Maggie asió el revólver y apuntó a la oscura figura que tenía ante ella. Le temblaba la mano derecha. Sintió que se le tensaba la mandíbula y que sus músculos se crispaban.

– ¡Maldita sea! -gritó aunque en la sala de tiro vacía no había nadie que pudiera oírla. Había entrado justo cuando el agente Ballato, el instructor de tiro, acababa su clase. A aquella hora, un viernes, tenía la sala para ella sola.

Relajó la postura una vez más, dejó caer los brazos, giró los hombros y flexionó el cuello. ¿Por qué demonios no lograba relajarse? ¿Por qué estaba tan ansiosa, como si algo fuera a explotar dentro de ella de un momento a otro?

Se subió las gafas protectoras hasta la coronilla y se apoyó contra la media pared de la galería. Después de que el agente Tully y ella dejaran la casa de Archer Drive, había llamado al detective Ford de Kansas City. Lo había oído relatar los pormenores del asesinato de Rita, de su apartamento embadurnado de sangre, de las sábanas manchadas de semen y de los restos de piel y tejidos que el equipo de forenses de la ciudad había hallado en su bañera. No era muy diferente de lo que ellos habían encontrado en el jacuzzi de Archer Drive. Sólo que Stucky no se había molestado en limpiar tras su paso por el apartamento de Rita. ¿Por qué había limpiado la casa de Archer Drive tras matar a Jessica? ¿Sería porque necesitaba utilizarla otra vez? ¿Había atraído hasta allí a Tess McGowan con intención de secuestrarla? Y, si así era, ¿adonde demonios la había llevado?

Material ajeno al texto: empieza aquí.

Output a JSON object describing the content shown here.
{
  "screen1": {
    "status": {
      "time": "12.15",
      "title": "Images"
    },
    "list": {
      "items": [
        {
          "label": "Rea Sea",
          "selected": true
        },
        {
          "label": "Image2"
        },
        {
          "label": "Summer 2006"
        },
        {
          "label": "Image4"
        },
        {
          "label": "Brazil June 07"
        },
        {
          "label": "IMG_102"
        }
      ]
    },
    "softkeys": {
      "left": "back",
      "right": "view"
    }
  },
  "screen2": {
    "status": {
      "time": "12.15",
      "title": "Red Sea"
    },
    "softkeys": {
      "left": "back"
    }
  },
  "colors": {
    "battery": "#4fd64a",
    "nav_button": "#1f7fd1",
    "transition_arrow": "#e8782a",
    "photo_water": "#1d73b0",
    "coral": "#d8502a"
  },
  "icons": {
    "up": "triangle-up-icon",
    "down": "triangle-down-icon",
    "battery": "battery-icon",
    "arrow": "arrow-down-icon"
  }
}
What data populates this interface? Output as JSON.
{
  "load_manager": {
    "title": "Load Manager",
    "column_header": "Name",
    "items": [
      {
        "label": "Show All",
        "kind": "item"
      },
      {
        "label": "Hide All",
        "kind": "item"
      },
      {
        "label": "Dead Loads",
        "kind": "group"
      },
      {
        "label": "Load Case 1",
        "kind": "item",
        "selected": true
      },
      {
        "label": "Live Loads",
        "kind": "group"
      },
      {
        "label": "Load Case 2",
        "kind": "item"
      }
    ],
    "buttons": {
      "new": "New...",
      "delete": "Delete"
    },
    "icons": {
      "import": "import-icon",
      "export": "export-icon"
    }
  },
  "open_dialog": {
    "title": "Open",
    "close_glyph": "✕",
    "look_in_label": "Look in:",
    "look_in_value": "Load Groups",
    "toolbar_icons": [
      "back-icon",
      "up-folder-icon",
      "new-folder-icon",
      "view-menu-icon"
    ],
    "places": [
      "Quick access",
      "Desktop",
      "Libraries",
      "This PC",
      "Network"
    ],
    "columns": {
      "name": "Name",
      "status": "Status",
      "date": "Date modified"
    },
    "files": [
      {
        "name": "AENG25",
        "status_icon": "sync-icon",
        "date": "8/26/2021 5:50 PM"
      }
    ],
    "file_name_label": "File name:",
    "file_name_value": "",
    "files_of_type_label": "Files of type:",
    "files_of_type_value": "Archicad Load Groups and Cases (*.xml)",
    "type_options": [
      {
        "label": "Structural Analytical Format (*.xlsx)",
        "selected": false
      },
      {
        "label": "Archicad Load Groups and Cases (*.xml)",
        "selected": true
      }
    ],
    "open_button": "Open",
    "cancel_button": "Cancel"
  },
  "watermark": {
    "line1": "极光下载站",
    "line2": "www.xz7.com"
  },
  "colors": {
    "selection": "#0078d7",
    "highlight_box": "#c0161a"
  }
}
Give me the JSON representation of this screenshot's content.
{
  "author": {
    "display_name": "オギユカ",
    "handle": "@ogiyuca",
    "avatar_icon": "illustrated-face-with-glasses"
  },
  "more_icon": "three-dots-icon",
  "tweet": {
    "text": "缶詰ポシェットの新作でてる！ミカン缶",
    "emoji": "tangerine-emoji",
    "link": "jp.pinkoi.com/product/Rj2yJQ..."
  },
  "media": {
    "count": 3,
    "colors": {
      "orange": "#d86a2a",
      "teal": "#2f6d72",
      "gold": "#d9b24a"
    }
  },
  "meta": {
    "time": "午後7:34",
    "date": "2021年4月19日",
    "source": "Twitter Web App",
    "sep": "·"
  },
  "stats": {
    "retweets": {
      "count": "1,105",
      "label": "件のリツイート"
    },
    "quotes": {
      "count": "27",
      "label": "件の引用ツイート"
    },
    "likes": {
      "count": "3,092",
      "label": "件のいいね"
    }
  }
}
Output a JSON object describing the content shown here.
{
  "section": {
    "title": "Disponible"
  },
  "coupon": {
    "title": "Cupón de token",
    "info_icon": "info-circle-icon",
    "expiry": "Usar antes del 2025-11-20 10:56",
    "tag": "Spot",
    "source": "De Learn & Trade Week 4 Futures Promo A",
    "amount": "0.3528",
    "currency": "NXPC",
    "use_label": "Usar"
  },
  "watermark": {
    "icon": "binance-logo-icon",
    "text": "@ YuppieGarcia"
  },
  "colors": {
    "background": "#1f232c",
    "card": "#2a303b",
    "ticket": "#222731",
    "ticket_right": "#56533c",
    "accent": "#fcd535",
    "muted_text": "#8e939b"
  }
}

Maggie cerró los ojos y deseó que la opresión de su pecho se disipara. Tenía que concentrarse. Necesitaba relajarse. Le resultaba demasiado fácil despertar aquellas imágenes. Para eso la habían entrenado, pero esta vez hubiera deseado poder expulsarlas de su imaginación. Sin embargo, su mente no la obedecía. A pesar de sus esfuerzos por ahuyentarlos, los recuerdos la asaltaban continuamente. Veía las pequeñas manos de Jessica Beckwith dándole la pizza. Y luego veía esas mismas manos clavándose en las paredes de una habitación vacía. ¿Por qué nadie había oído los gritos cuando en su cabeza parecían tan vividos y ensordecedores?

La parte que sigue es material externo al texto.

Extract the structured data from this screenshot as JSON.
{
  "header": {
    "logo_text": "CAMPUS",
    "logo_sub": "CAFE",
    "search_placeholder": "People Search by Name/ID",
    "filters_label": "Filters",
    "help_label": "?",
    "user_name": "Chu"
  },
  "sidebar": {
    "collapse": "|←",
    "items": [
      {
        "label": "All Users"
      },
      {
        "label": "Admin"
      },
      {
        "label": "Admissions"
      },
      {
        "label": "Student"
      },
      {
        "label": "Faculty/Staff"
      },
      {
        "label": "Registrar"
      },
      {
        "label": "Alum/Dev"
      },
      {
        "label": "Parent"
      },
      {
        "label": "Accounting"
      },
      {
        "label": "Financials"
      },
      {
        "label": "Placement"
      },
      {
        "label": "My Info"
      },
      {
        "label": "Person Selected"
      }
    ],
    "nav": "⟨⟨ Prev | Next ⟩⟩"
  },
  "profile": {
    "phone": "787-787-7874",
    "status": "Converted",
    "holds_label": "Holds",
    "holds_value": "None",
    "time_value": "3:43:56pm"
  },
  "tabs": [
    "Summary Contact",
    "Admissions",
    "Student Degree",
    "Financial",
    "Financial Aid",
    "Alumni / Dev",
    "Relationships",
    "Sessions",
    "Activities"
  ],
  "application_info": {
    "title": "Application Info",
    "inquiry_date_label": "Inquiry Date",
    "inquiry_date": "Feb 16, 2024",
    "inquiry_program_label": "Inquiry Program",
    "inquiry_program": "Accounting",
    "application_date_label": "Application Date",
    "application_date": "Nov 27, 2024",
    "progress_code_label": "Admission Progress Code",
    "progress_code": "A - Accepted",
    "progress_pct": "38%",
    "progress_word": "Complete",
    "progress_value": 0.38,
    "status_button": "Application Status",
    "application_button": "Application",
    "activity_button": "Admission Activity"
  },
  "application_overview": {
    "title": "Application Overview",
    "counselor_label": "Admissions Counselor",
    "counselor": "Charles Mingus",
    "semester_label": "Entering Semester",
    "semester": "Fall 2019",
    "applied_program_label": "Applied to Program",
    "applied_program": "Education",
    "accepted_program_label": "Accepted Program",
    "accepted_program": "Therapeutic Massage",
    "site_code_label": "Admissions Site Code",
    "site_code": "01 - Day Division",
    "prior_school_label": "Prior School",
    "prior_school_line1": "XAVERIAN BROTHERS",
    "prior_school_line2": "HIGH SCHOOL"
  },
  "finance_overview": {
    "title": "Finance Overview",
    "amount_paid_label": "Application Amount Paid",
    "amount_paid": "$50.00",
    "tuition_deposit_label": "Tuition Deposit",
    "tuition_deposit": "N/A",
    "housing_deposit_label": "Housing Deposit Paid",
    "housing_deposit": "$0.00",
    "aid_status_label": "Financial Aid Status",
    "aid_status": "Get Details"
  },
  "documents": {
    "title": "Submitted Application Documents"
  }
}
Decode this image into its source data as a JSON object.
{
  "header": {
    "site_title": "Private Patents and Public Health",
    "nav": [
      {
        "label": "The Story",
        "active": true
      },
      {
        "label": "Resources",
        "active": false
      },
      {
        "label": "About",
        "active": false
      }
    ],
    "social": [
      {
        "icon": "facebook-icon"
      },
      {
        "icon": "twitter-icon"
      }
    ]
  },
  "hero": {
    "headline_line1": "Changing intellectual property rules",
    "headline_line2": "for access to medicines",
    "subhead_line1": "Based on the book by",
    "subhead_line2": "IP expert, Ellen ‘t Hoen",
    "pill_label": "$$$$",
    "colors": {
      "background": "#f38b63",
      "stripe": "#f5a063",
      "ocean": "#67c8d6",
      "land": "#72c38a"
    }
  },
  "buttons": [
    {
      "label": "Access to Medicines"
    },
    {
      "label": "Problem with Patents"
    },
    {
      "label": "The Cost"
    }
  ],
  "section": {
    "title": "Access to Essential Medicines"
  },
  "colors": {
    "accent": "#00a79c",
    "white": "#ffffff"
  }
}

Dejó a un lado la pistola y se frotó los ojos con ambas manos. No sirvió de nada. Recordó la cara de Rita, su sonrisa fatigada pero amable al servirles la noche de aquel domingo en el bar lleno de humo. Y luego, sin esfuerzo ni premeditación, la asaltaron las imágenes de su cuerpo cubierto de basura, de su garganta seccionada y del amasijo sanguinolento que antes había sido su riñon en una reluciente bandeja de plata. Las dos mujeres habían muerto sólo porque habían tenido la mala fortuna de cruzarse en su camino. Y ahora Maggie sabía que otras dos mujeres habían sido secuestradas por la misma razón: porque la conocían.

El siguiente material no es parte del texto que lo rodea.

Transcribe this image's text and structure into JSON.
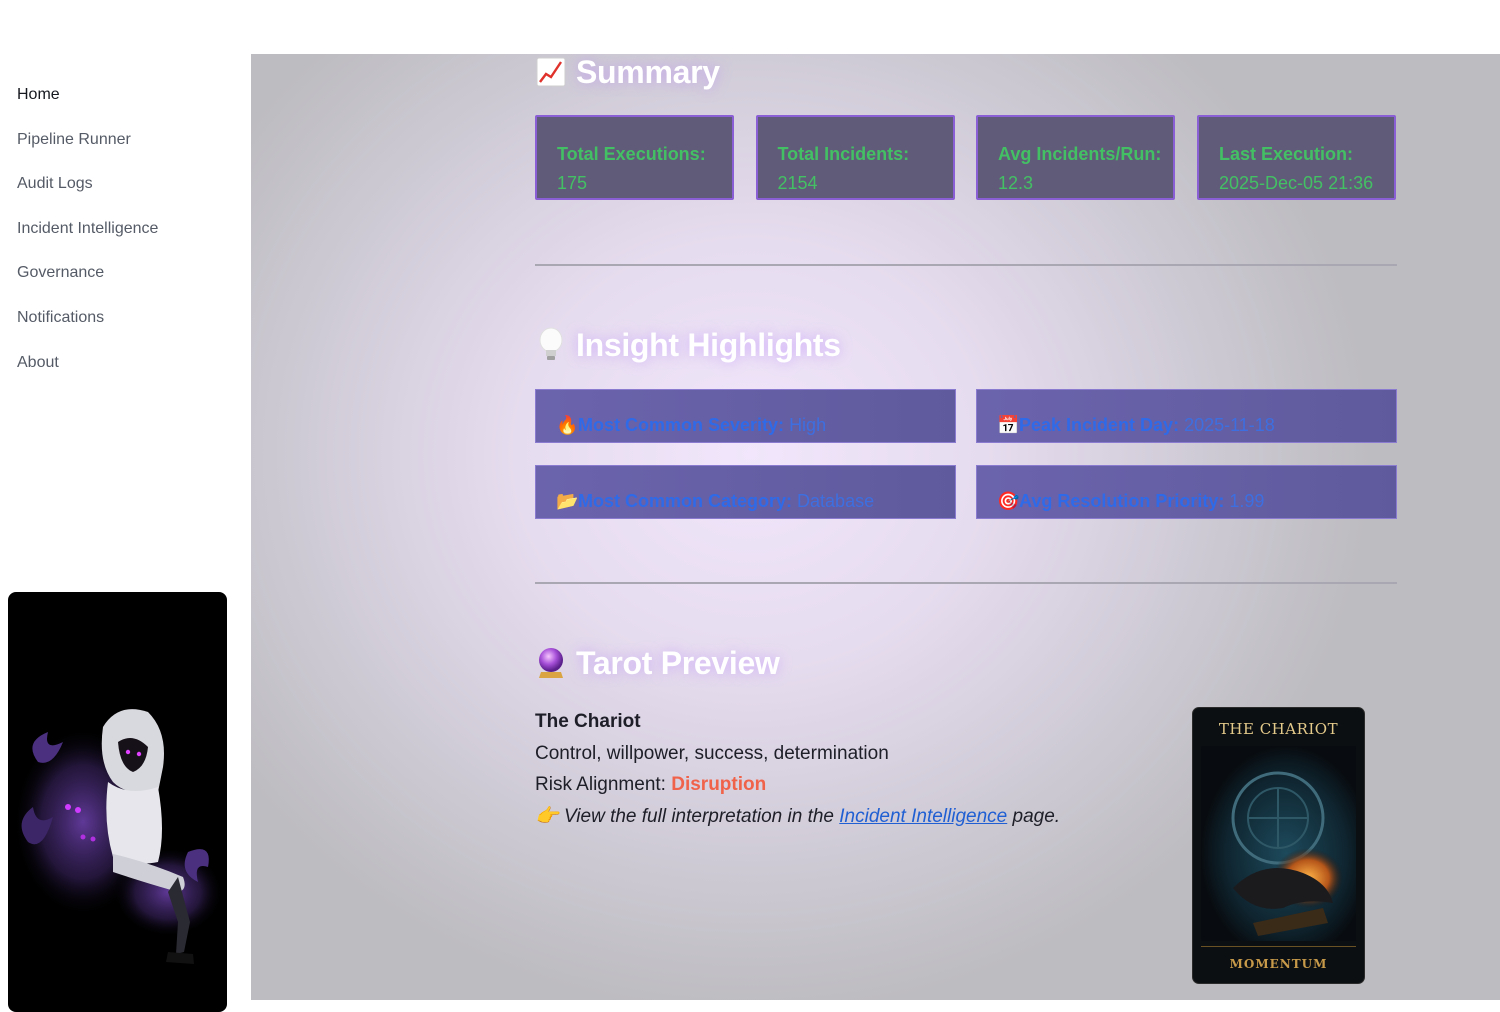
{
  "sidebar": {
    "items": [
      {
        "label": "Home",
        "active": true
      },
      {
        "label": "Pipeline Runner"
      },
      {
        "label": "Audit Logs"
      },
      {
        "label": "Incident Intelligence"
      },
      {
        "label": "Governance"
      },
      {
        "label": "Notifications"
      },
      {
        "label": "About"
      }
    ]
  },
  "summary": {
    "title": "Summary",
    "icon": "chart-increasing-icon",
    "metrics": [
      {
        "label": "Total Executions:",
        "value": "175"
      },
      {
        "label": "Total Incidents:",
        "value": "2154"
      },
      {
        "label": "Avg Incidents/Run:",
        "value": "12.3"
      },
      {
        "label": "Last Execution:",
        "value": "2025-Dec-05 21:36"
      }
    ]
  },
  "insights": {
    "title": "Insight Highlights",
    "icon": "light-bulb-icon",
    "items": [
      {
        "icon": "fire-icon",
        "key": "Most Common Severity:",
        "value": "High"
      },
      {
        "icon": "calendar-icon",
        "key": "Peak Incident Day:",
        "value": "2025-11-18"
      },
      {
        "icon": "folder-icon",
        "key": "Most Common Category:",
        "value": "Database"
      },
      {
        "icon": "target-icon",
        "key": "Avg Resolution Priority:",
        "value": "1.99"
      }
    ]
  },
  "tarot": {
    "title": "Tarot Preview",
    "icon": "crystal-ball-icon",
    "card_name": "The Chariot",
    "meaning": "Control, willpower, success, determination",
    "risk_label": "Risk Alignment:",
    "risk_value": "Disruption",
    "note_prefix": "View the full interpretation in the",
    "note_link": "Incident Intelligence",
    "note_suffix": "page.",
    "card_title": "THE CHARIOT",
    "card_footer": "MOMENTUM"
  },
  "colors": {
    "metric_text": "#44c064",
    "insight_text": "#2f6ae8",
    "risk": "#f0634a",
    "link": "#1f5fd3"
  }
}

Le dieron ganas de gritar. Deseaba poder ahuyentar aquel dolor. Quería que dejara de temblarle la puta mano. Desde que Tully había encontrado aquel puñado de envoltorios de caramelos, Maggie no dejaba de pensar en Rachel Endicott. ¿Se estaría precipitando al intentar relacionar las desapariciones de Rachel y Tess?